In continuing coverage, the community is rallying behind the family of a Bismarck teenager who died this month.
Bikers across Bismarck-Mandan rode the streets to remember an 18-year-old who lost his life two weeks ago while riding a motorcycle.
Connie Glasser remembers the day she learned her 18-year-old grandson, Sam Von Ruden died in a motorcycle crash.
“I got a phone call from the police department about 11:40; something around there. He asked if I was in relation, and I said yeah he lives here, I’m his grandmother, and he asked me to come down to the hospital,” said Connie Glasser, Sam Von Ruden’s grandmother.
Now, Glasser is left with just memories of her grandson and funeral expenses.
“He was full of life and energetic, and now I miss him coming through those doors after work. What’s for supper grandma? It’s really hard,” Glasser said.
16-year-old Tony Lagmen, a motorcycle rider himself, felt compelled to help.
“I have a friend named Kyleigh who posted a lot of stuff on social media about awareness of Sam’s death. When I found out he died, and how he died, I asked her if I should start a motorcycle ride,” Lagmen said.
Lagmen recruited over 100 motorcycle riders to join the cause, and bring awareness to motorcycle safety while remembering Von Ruden.
“One of the weekends; what we do as bikers is supporting people and different causes throughout the year.,” said Andy Lam, Second Brigade Motor Club.
Tony’s Dad, who also rides a motorcycle said he feels emotional about Von Ruden leaving this world too soon.
“My son is 16, and he’s a rider; he has other friends that are riders. I can’t imagine. My heart just goes out to the family,” said Drew Lagmen, Brothers Keepers Motorcycle Club.
Lagmen said the 18-year-old will be missed.

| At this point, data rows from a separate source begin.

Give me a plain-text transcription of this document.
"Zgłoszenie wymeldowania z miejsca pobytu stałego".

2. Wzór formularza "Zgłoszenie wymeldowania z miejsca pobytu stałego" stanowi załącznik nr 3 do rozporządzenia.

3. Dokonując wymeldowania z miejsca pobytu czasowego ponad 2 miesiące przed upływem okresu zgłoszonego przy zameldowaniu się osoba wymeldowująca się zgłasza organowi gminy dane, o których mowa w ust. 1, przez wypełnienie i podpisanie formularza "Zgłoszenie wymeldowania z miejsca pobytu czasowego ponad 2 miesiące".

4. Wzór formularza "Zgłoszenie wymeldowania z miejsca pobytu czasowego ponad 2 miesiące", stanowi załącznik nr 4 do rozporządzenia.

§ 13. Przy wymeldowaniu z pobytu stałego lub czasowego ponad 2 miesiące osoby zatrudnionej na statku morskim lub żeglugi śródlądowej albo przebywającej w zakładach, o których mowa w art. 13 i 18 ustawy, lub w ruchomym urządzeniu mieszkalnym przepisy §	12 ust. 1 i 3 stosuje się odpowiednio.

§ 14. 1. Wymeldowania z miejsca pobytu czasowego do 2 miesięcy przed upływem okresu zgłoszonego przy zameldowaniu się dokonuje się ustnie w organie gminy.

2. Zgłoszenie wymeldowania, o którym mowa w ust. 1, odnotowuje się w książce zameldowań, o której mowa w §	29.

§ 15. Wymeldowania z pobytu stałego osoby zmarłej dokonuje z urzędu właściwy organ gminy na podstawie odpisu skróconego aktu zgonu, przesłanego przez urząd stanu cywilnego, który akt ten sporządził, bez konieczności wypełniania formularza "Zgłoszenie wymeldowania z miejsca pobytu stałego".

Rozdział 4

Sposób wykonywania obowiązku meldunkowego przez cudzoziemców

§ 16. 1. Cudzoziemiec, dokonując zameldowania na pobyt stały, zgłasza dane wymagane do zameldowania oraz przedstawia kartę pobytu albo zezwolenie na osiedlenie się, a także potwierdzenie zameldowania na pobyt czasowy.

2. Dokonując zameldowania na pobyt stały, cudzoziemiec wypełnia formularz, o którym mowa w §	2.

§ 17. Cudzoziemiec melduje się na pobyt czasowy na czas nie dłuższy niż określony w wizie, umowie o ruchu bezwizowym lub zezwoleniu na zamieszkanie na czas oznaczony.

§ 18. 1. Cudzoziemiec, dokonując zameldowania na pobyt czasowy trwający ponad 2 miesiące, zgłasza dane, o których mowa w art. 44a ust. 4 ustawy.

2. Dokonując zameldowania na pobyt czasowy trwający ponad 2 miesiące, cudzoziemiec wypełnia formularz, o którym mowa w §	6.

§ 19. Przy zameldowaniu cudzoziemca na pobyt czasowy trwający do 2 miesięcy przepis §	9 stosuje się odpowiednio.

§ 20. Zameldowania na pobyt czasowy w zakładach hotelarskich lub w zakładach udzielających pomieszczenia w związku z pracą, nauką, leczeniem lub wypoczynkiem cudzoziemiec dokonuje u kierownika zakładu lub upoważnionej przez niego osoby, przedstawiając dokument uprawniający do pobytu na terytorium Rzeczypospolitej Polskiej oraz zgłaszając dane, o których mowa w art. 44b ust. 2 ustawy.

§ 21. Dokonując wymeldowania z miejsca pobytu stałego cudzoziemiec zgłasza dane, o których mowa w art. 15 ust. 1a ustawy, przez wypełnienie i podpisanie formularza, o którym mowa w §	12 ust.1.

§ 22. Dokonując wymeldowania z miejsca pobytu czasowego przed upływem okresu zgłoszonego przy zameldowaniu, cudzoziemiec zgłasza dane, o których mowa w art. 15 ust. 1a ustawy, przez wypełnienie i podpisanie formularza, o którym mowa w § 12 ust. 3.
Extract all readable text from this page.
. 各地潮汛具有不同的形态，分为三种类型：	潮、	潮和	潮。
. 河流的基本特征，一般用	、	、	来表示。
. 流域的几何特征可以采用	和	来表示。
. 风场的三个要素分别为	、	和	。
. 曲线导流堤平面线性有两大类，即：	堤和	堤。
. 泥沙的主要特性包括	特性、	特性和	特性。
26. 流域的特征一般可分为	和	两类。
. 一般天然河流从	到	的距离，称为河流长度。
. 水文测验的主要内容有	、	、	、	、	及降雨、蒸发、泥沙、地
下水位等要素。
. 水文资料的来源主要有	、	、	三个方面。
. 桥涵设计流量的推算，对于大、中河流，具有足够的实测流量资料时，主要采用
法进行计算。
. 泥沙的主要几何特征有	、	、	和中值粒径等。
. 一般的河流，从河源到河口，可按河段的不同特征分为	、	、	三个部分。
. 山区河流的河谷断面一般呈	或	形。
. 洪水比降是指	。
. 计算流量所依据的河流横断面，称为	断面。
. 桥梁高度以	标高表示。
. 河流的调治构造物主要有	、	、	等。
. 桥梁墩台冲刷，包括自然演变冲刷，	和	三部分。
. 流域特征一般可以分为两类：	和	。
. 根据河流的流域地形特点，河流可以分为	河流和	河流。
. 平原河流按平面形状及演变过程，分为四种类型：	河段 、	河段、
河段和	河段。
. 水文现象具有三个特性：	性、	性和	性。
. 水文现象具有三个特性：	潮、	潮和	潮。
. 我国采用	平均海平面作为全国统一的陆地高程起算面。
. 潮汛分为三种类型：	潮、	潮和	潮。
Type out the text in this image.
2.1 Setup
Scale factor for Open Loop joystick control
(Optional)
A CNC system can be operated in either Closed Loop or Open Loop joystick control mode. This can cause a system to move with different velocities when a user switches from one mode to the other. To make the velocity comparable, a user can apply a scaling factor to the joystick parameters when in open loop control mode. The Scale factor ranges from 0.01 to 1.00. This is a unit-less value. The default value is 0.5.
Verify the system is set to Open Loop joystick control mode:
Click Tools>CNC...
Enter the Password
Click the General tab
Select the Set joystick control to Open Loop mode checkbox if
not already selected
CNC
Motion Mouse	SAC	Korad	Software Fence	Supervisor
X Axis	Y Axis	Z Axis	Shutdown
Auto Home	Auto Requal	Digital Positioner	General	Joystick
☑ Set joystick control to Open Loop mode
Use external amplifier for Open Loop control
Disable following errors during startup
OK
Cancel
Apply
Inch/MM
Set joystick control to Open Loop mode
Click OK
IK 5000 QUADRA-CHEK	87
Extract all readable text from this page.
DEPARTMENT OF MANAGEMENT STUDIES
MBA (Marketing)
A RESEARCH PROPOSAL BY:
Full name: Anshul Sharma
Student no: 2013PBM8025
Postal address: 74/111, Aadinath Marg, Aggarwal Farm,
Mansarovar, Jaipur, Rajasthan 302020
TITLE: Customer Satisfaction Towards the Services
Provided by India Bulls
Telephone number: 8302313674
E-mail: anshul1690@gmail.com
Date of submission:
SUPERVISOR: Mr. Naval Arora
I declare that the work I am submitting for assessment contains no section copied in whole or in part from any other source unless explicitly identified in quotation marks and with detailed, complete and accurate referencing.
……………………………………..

“He was a great person; he was just like a friend. He always had good advice. He was like a kind person. Like a really nice person,” he said.
The biker community helped raise over $1,000 for the Von Ruden family.
“I’m so grateful. He’s had so much out pouring of love with the other events that were put on. Now this is finalizing it. It’s been a lot easier, it is making it a lot easier to cope to know somebody is thinking of you,” Glasser said.
Riders started in Bismarck this morning, and spent a few hours going through Mandan and the surrounding area.